第5話 第一章 5
5
四時半、『時間は早いが買い物に出かけよう』と塚本は、ソファから立ちあがった。
サラリーマン時代は、外食か、家で食べる時は、弁当とか冷凍食品と即席ご飯の組み合わせとかだったのだが、勤めをやめて家で時間を過ごすようになってから、時たま自分でも料理を作るようになった。
彼が行くのは、駅の少し手前にある大型スーパー[オール]で、二日か三日に一度の割合で出かける。出来合いの弁当やレンジでチンすればいいおかずの類も充実しているスーパーだった。
今日はカニ玉とサラダと小松菜のお汁を作ろう、と思っていた。
表に出ると、さっきまで晴れていた天気は、薄曇りになっていた。気温も明らかに下がっている。
自転車に乗った二〇二号室の津上さんが角を曲がって来た。
四十代半ば、スラリと長い脚をしたパンツルックがよく似合う奥さんであるが、つい最近、夕方のテレビ番組で紹介された人だった。
[オール]で頻繁に行われる商品詰め放題、津上さんは、詰め放題名人として登場したのである。
その日の商品は人参だった。
偶然観た塚本は、テレビの画面に向かって「すごい」と声をあげていた。津上さんは、薄手のポリ袋を伸ばすだけ伸ばして、タワーを構築するかに少しの隙間もなくニンジンをびっしり詰め込んでいったのである。活発な印象を日頃から与える人ではあるが、こんな特技があるとは、と驚いたものである。
「こんにちは」
津上さんは、快活な声ですれ違って行った。
五分程で[オール]に到着する。
「本日の安売り」とか「調理したての惣菜」の店員達の大声が時々響き渡る活気溢れるスーパーは、相変わらず混んでいる。
数分先の駅前にも大手スーパーがあるが、塚本は、下町的雰囲気があるこの[オール]が好きだった。
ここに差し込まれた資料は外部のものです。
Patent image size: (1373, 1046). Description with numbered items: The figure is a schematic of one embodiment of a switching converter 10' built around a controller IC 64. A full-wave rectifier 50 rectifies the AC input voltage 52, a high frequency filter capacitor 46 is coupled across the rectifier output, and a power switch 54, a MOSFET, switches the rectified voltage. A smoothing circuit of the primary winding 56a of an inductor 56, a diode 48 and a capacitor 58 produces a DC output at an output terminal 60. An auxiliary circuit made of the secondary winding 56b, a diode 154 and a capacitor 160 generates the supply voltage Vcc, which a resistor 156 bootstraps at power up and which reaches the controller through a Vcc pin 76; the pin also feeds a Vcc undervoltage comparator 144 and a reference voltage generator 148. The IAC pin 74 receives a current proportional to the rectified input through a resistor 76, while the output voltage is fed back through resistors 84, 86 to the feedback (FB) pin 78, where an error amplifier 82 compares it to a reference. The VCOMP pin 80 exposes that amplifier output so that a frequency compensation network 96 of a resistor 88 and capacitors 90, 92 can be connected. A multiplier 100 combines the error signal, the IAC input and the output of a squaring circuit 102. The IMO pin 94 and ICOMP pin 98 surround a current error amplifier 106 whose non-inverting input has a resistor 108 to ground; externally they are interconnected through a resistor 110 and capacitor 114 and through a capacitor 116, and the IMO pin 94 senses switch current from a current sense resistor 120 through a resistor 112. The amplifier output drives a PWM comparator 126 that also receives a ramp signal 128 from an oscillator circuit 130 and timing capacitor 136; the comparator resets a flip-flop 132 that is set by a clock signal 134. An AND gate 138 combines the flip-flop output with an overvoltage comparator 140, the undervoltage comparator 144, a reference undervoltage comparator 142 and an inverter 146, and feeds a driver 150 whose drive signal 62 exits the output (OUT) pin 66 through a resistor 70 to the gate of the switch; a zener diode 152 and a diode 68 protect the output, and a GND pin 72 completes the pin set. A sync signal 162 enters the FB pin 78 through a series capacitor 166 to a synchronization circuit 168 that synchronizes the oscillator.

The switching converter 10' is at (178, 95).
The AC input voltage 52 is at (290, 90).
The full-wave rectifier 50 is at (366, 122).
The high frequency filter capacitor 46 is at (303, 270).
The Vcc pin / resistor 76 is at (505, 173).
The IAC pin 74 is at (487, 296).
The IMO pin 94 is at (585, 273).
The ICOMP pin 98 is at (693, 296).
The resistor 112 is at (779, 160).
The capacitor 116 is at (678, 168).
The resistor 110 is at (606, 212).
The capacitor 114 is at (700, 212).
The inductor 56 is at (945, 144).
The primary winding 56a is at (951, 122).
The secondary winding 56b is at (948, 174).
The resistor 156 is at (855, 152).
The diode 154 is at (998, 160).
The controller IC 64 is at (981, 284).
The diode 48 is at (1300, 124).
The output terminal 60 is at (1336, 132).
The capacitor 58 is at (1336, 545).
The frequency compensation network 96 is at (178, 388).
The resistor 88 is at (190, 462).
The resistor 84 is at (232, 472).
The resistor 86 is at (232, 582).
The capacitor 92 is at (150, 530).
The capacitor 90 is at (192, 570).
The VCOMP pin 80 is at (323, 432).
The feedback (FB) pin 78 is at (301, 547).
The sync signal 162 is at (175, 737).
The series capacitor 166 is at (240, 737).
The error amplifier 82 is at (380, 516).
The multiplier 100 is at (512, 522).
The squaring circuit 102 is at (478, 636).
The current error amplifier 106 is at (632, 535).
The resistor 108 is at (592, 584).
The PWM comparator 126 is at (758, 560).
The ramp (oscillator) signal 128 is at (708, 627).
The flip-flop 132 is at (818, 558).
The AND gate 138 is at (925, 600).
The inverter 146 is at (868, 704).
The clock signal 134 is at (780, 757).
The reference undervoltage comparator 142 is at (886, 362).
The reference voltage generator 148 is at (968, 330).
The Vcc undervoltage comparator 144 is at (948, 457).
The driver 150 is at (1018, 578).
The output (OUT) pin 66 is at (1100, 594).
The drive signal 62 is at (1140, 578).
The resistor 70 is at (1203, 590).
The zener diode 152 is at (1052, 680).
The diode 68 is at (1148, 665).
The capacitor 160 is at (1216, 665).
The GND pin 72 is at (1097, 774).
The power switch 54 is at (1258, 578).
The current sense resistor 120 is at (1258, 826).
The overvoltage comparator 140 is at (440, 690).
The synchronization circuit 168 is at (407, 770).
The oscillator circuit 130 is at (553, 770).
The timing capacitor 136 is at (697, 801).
卵のパックを手にした時、リビングのカーペットの上を転がっている紙くずが頭の中に浮かんで来た。野菜売り場や缶詰売り場に移っても、その光景が浮かんで来る。
レジを済ませ、出入り口に向かうと、イベントコーナーにプラカードがたてかけられていた。
「五時二十分から、シイタケの袋詰め、おひとり様ひとふくろ限り」と書かれている。
もう少し、遅く来れば、カニ玉用のシイタケをたくさんゲット出来たかも知れないな、と一瞬思ったが、自分の性格から参加出来そうになかった。
大型書店に立ち寄り、文庫本コーナーをひと巡りして表に出ると、津上さんが、買い物用の布袋を提げて、歩いて来る。
「今日はシイタケのつめ放題みたいです」
「シイタケ、何でも頑張っちゃいます」
津上さんは、肘を曲げた両腕をグイグイと前後に振った。
「頑張ってください」
「はい、アハハッ、だけど、あれ以来、詰めながら人の視線が意識されて困っちゃう」
「まあ、名人だから仕方ない」
「名人だなんて恥ずかしい。そんな大それたことじゃないですよ」
津上さんは、笑いながら、[オール]に向かって歩いて行った。
榊コーポが近づくにつれ、塚本の緊張は高まって行った。紙くずは絶対に居場所を変えている、という想像がどんどん強くなったのである。
ドアを開ける前に塚本は、紙くずが、どんなに動いていてもアタフタしないぞ、と自らに言い聞かせた。
玄関やダイニングに紙くずはないのを確認する。
レジ袋を置き、手洗いとうがいをすませる。
動いている可能性は大だぞ、覚悟しろ。塚本は、緊張しながらリビングに入った。